На основании всеми признанной красоты и богатства нашего языка должны мы признать, что душа русского народа по определению – поэтическая, художественная, творческая, «правдивая и свободная» (а отнюдь не рабская, как любят внушать нам клеветники России!). И несметное богатство это собрано в разнообразных словарях, своего рода скатертях-самобранках. Так, «Словарь церковнославянского и русского языка» (1847 г.) хранит без малого 115 тысяч слов. «Словарь живого великорусского языка» В.И. Даля охватывает более 200 тысяч слов. В «Толковый словарь русского языка» Д.Н. Ушакова — включено почти 90 тысяч слов. Это обилие, эта роскошь словесная – благоприятствовали созданию особого неповторимого литературного языка и уникальной по мировым меркам отечественной литературы.  

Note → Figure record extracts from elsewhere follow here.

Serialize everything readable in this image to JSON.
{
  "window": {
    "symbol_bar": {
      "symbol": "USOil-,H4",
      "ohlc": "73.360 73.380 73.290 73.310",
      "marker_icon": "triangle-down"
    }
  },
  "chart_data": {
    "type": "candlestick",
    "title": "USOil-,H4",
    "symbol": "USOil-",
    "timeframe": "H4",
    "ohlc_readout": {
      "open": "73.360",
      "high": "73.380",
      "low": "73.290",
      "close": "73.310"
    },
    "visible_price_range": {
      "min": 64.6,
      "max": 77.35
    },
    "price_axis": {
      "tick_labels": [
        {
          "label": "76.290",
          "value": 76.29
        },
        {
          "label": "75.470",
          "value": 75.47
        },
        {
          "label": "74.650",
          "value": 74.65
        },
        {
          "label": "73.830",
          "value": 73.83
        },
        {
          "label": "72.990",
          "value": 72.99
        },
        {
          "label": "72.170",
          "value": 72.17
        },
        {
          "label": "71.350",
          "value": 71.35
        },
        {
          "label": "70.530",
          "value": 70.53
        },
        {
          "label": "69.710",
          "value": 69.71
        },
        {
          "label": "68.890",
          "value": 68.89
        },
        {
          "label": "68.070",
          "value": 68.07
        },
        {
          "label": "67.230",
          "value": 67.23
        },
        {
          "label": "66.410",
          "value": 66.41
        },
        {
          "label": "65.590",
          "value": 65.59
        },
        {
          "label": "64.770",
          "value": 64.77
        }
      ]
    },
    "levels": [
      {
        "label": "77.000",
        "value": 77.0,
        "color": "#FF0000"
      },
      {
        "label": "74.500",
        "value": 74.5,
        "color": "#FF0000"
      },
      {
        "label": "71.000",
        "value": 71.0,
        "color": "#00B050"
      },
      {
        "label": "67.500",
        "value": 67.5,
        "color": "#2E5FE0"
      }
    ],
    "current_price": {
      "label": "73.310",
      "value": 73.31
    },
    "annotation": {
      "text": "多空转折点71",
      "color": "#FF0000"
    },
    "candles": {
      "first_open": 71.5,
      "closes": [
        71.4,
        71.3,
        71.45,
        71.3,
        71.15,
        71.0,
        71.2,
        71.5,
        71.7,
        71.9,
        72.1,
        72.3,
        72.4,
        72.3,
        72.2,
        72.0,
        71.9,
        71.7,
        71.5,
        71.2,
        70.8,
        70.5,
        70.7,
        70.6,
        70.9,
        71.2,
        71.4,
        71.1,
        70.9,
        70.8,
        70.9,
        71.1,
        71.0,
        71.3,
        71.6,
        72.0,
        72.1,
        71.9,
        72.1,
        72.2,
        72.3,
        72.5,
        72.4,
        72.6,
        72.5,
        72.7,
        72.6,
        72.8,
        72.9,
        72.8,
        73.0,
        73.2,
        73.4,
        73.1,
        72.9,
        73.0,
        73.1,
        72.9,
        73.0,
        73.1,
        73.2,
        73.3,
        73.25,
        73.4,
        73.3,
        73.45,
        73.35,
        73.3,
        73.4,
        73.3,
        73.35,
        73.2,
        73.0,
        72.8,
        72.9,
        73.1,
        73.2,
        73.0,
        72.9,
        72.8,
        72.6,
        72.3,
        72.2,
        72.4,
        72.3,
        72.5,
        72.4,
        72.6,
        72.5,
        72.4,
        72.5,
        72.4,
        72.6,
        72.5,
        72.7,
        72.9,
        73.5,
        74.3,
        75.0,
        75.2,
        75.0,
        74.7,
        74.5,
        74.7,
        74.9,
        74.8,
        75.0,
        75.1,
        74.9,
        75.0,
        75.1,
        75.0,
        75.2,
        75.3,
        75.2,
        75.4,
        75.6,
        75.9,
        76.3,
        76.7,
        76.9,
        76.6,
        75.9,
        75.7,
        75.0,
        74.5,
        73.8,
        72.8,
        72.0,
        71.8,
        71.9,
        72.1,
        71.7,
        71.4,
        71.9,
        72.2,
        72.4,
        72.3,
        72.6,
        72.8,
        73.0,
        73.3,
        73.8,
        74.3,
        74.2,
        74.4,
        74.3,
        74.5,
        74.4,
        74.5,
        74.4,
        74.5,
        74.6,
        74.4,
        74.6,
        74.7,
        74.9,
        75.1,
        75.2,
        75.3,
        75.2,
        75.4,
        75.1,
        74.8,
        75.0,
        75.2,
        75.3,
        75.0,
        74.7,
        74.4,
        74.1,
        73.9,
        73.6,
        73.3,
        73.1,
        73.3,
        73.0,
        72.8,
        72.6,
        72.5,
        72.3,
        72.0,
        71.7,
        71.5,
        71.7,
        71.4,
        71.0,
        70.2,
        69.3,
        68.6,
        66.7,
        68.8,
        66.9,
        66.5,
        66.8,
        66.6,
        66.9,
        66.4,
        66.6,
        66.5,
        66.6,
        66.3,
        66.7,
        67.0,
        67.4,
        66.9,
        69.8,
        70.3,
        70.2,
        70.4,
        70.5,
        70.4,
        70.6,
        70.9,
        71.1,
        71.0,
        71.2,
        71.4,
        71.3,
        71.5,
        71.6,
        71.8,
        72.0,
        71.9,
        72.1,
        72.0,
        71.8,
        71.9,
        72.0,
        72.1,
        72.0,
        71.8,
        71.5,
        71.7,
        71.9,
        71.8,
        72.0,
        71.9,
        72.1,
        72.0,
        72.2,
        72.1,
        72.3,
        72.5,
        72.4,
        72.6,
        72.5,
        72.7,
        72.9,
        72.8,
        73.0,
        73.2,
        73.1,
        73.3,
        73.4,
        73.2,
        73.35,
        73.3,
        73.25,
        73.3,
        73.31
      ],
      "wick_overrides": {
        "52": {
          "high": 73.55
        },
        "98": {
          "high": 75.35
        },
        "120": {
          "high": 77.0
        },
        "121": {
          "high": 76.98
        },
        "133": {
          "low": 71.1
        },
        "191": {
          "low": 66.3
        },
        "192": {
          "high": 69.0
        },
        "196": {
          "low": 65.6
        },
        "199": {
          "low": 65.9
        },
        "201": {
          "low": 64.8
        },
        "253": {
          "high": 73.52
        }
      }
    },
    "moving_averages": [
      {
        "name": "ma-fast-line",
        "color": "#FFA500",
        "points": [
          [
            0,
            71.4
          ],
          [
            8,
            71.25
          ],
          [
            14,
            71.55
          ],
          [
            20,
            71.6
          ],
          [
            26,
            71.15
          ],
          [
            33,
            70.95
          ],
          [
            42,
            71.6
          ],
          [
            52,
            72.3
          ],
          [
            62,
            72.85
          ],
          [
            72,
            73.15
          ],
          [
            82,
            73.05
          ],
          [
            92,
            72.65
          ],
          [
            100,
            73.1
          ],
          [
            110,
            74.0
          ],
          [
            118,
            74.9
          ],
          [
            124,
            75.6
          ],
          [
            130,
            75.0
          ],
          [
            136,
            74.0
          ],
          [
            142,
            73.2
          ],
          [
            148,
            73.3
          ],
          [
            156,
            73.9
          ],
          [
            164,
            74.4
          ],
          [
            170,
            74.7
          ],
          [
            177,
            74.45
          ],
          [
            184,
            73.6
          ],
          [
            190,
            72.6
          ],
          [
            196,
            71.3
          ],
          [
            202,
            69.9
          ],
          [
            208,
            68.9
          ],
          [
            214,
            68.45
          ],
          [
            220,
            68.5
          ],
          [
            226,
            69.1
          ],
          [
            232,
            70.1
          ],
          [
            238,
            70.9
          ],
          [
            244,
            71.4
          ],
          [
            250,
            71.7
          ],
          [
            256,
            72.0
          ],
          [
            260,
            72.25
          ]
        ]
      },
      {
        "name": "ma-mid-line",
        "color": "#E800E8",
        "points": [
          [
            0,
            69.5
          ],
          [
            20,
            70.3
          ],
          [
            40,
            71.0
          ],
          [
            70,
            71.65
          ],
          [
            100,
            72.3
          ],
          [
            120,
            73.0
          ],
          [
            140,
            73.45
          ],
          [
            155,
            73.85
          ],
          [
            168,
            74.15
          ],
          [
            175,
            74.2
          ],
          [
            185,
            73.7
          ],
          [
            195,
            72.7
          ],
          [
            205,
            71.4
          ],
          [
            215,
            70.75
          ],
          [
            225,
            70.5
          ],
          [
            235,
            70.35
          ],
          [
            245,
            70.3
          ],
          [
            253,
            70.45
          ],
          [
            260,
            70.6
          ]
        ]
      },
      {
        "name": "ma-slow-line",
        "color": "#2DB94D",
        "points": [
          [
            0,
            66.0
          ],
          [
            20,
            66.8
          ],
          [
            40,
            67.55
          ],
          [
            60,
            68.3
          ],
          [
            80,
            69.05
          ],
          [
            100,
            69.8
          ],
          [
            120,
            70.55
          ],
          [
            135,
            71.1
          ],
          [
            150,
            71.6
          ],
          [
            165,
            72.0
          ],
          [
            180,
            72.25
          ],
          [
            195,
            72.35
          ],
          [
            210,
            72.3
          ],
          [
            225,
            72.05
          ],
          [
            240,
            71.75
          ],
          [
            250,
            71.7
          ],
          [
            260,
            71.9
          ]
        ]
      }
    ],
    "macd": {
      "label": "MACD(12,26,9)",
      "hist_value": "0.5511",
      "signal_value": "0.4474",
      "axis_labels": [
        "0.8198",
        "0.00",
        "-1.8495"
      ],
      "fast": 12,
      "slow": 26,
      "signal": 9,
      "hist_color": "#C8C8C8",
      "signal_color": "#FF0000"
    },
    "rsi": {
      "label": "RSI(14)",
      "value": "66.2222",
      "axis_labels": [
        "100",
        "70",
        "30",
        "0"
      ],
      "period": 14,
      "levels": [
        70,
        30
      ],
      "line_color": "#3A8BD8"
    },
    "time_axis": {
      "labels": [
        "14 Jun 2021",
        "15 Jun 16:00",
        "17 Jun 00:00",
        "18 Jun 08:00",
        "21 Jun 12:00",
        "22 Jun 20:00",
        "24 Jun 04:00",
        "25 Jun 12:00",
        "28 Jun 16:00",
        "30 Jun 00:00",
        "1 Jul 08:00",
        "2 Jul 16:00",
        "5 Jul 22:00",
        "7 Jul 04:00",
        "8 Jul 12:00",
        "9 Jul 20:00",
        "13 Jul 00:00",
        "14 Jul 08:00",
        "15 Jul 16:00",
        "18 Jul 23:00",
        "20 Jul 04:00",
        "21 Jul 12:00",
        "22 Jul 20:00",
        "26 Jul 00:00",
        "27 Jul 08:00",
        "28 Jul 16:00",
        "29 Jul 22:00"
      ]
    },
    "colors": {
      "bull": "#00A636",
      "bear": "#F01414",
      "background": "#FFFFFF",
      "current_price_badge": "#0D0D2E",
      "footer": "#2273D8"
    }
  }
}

Современный исследователь В. Журавлёв, ссылаясь на труды русского учёного-языковеда, князя Н. Трубецкого, так объясняет данную особенность: «Сохранение и приумножение традиций церковнославянской книжности, основанной богодухновенным подвигом “ваятелей славянской души” святых Кирилла и Мефодия, создаёт определённые преимущества русского литературного языка... К внутренним преимуществам Трубецкой относит богатство словарного состава, особенно в оттенках значения слов, наличия параллельных пар слов, построенных на противопоставлении бытового, обыденного чему-то возвышенному (палец - перст, глаз - око, рот - уста, голова - глава, город - град и т.п.)».

Сын Льва Толстого, Сергей, вспоминал, как отец,

работая над составлением «Азбуки» и «Книги для чтения», «не переставал изучать русский язык и собирать слова, поговорки и пословицы. В то же время он читал словарь Даля… Он говорил, что народная мудрость, выраженная в пословицах, поговорках, легендах, сказках и т. п., рассеяна по всей России; частицы её можно услышать то от одного русского человека, то от другого; а в целом они, дополняя друг друга, выясняют мировоззрение русского народа». И невозможно не изумиться тому глубокому уважению, которое, в отличие от сегодняшних не помнящих родства «реформаторов» образования, проявлял великий писатель к родному языку. А ведь не от барской блажи «чудил» Толстой, с 1849 года приступив к обучению крестьянских детей и открыв затем несколько начальных школ для крестьян Тульской губернии, - к педагогике он относился не менее серьёзно чем к литературному труду.

Соглашаясь с глубокой мыслью филолога В. Базылёва о том, что «коренные русские слова помнят всю мировую историю, свидетельствуют об этой истории, раскрывают её загадки...», поневоле задумаешься – а не по этой ли самой причине как раз и гнобят сегодня русский язык, национальное школьное образование, чтобы лишить нас памяти, родства со своей культурой, историей? Но язык – это ещё и духовная, нравственная энергия, передаваемая от поколения к поколению, и утрата такой энергии, через которую эти поколения как бы присутствуют и действуют вместе с нами в длящейся истории, - есть разрыв не только связи с этими поколениями, но и разрыв самой истории, утрата духа истории, исторического пути. Подобную ситуацию можно сравнить разве что с насильственной эвтаназией.   

 

Время варваров

Если по-Достоевскому сердце человека есть арена борьбы между Богом и Дьяволом («Тут Дьявол с Богом борется, а поле битвы – сердца людей»), то можно не сомневаться, что сегодня в войне за Россию поле битвы – русский язык... Недаром Пушкин, вопрошая: «Какие же новые понятия, требовавшие новых слов, могло принести нам кочующее племя варваров?», на первое место ставил главное, что сохраняло народ как нацию, поскольку «предки наши, в течение двух веков стоная под татарским игом, на языке родном молились русскому Богу, проклинали грозных властителей и передавали друг другу свои сетования».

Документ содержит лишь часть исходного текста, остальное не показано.